Bridging Traditional Explainability Methods and Multimodal Multilingual Models: An XAI-Based Analysis

Researchers have developed a novel framework extending Shapley Values—a traditional explainability method—to multimodal large language models that process both text and audio. The work introduces computational optimizations and a preprocessing technique called Spectrogram-Guided Phonetic Alignment to make the analysis feasible, alongside an open-source tool for visualization, revealing that input modality significantly affects model attribution patterns.

This research addresses a critical gap in AI interpretability by tackling the black-box nature of multimodal language models that increasingly power real-world applications. While Shapley Values have proven effective for explaining text-based NLP systems, extending them to models processing heterogeneous data streams like text and audio has been computationally prohibitive. The researchers' formalization of multimodal Shapley Values treats discrete text tokens and audio segments as cooperative features, enabling practitioners to understand which inputs drive model decisions across modalities.
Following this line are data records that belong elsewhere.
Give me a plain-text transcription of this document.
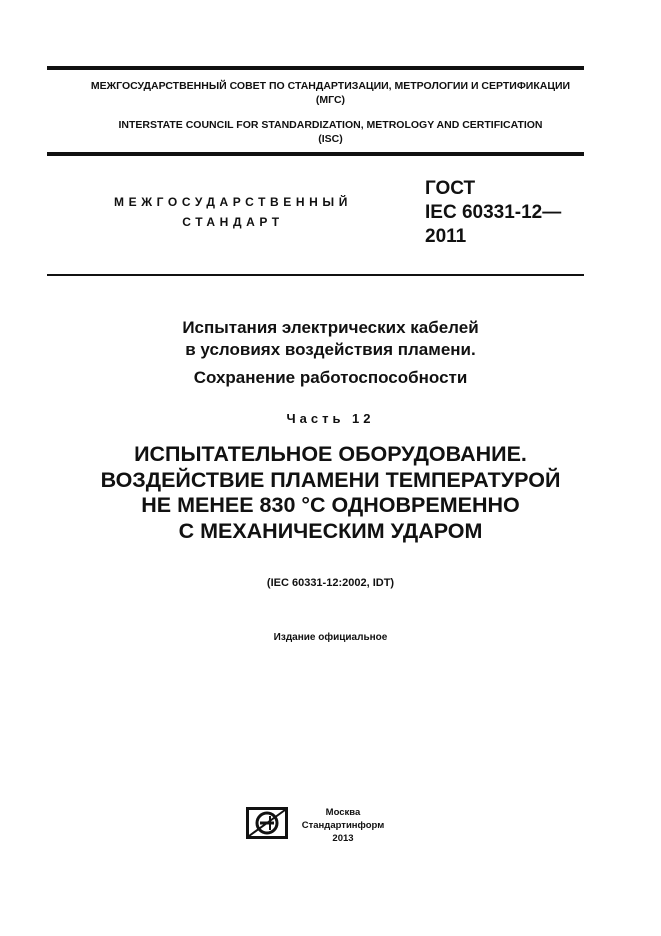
МЕЖГОСУДАРСТВЕННЫЙ СОВЕТ ПО СТАНДАРТИЗАЦИИ, МЕТРОЛОГИИ И СЕРТИФИКАЦИИ
(МГС)
INTERSTATE COUNCIL FOR STANDARDIZATION, METROLOGY AND CERTIFICATION
(ISC)
МЕЖГОСУДАРСТВЕННЫЙ
СТАНДАРТ
ГОСТ
IEC 60331-12—
2011
Испытания электрических кабелей
в условиях воздействия пламени.
Сохранение работоспособности
Часть 12
ИСПЫТАТЕЛЬНОЕ ОБОРУДОВАНИЕ.
ВОЗДЕЙСТВИЕ ПЛАМЕНИ ТЕМПЕРАТУРОЙ
НЕ МЕНЕЕ 830 °C ОДНОВРЕМЕННО
С МЕХАНИЧЕСКИМ УДАРОМ
(IEC 60331-12:2002, IDT)
Издание официальное
Москва
Стандартинформ
2013
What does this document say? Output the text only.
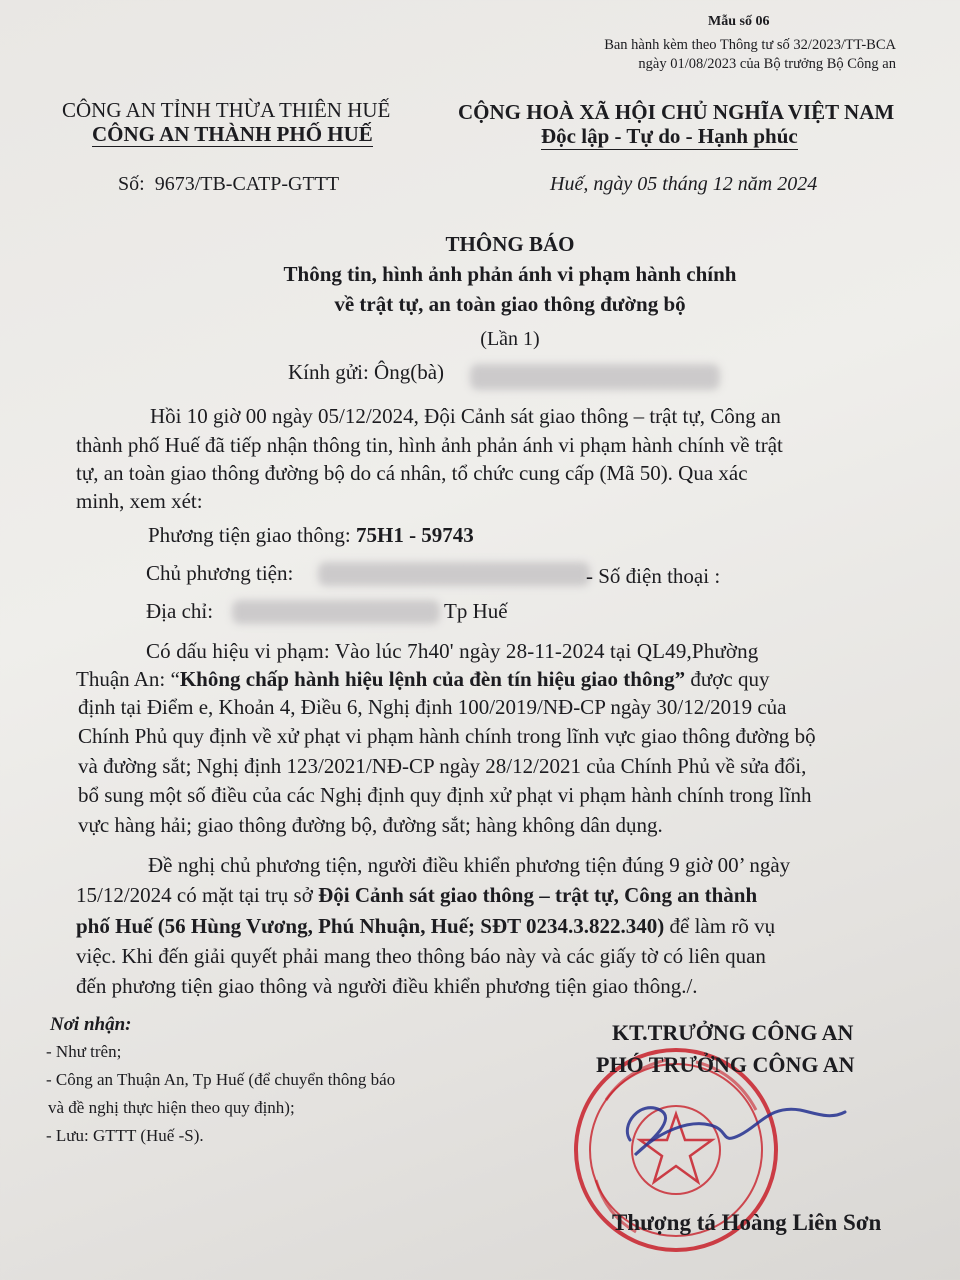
Mẫu số 06
Ban hành kèm theo Thông tư số 32/2023/TT-BCA
ngày 01/08/2023 của Bộ trưởng Bộ Công an
CÔNG AN TỈNH THỪA THIÊN HUẾ
CÔNG AN THÀNH PHỐ HUẾ
CỘNG HOÀ XÃ HỘI CHỦ NGHĨA VIỆT NAM
Độc lập - Tự do - Hạnh phúc
Số: 9673/TB-CATP-GTTT	Huế, ngày 05 tháng 12 năm 2024
THÔNG BÁO
Thông tin, hình ảnh phản ánh vi phạm hành chính
về trật tự, an toàn giao thông đường bộ
(Lần 1)
Kính gửi: Ông(bà)
Hồi 10 giờ 00 ngày 05/12/2024, Đội Cảnh sát giao thông – trật tự, Công an
thành phố Huế đã tiếp nhận thông tin, hình ảnh phản ánh vi phạm hành chính về trật
tự, an toàn giao thông đường bộ do cá nhân, tổ chức cung cấp (Mã 50). Qua xác
minh, xem xét:
Phương tiện giao thông: 75H1 - 59743
Chủ phương tiện:	- Số điện thoại :
Địa chỉ:	Tp Huế
Có dấu hiệu vi phạm: Vào lúc 7h40' ngày 28-11-2024 tại QL49,Phường
Thuận An: “Không chấp hành hiệu lệnh của đèn tín hiệu giao thông” được quy
định tại Điểm e, Khoản 4, Điều 6, Nghị định 100/2019/NĐ-CP ngày 30/12/2019 của
Chính Phủ quy định về xử phạt vi phạm hành chính trong lĩnh vực giao thông đường bộ
và đường sắt; Nghị định 123/2021/NĐ-CP ngày 28/12/2021 của Chính Phủ về sửa đổi,
bổ sung một số điều của các Nghị định quy định xử phạt vi phạm hành chính trong lĩnh
vực hàng hải; giao thông đường bộ, đường sắt; hàng không dân dụng.
Đề nghị chủ phương tiện, người điều khiển phương tiện đúng 9 giờ 00’ ngày
15/12/2024 có mặt tại trụ sở Đội Cảnh sát giao thông – trật tự, Công an thành
phố Huế (56 Hùng Vương, Phú Nhuận, Huế; SĐT 0234.3.822.340) để làm rõ vụ
việc. Khi đến giải quyết phải mang theo thông báo này và các giấy tờ có liên quan
đến phương tiện giao thông và người điều khiển phương tiện giao thông./.
Nơi nhận:
- Như trên;
- Công an Thuận An, Tp Huế (để chuyển thông báo
và đề nghị thực hiện theo quy định);
- Lưu: GTTT (Huế -S).
KT.TRƯỞNG CÔNG AN
PHÓ TRƯỞNG CÔNG AN
Thượng tá Hoàng Liên Sơn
The technical contributions are substantial. By deploying exact computation for low-dimensional inputs and sampling-based approximations like Monte Carlo permutations for high-dimensional audio data, the team made the framework computationally tractable. The Spectrogram-Guided Phonetic Alignment preprocessing method solves a fundamental mismatch—audio operates at high frequencies while text operates at word-level granularity—by aligning audio representations to interpretable word boundaries.

For the AI development community, this work has immediate practical value. The open-source Python package and GUI democratize access to multimodal explainability tools, enabling developers to audit model behavior without specialized expertise. The experimental findings using VoiceBench and Infinity Instruct datasets reveal important insights: input modality drives attribution volatility more than previously understood, and syntactic importance proxies fail in multilingual contexts. This challenges existing assumptions about feature importance in cross-modal, cross-lingual systems.

The framework's release positions it as a foundational tool for responsible AI development, particularly as multimodal models proliferate in voice assistants, translation systems, and dialogue applications requiring transparency and debugging capabilities.

• →Shapley Values framework extended to multimodal models with computational optimizations making analysis feasible for audio-text integration.
• →Spectrogram-Guided Phonetic Alignment resolves the granularity mismatch between high-frequency audio and word-level text representations.
• →Open-source tool and GUI democratize multimodal explainability analysis for developers and researchers.
• →Input modality is the primary driver of attribution volatility, not traditional syntactic features as previously assumed.
• →Framework demonstrates failure of standard importance proxies in multilingual, cross-modal contexts requiring new evaluation approaches.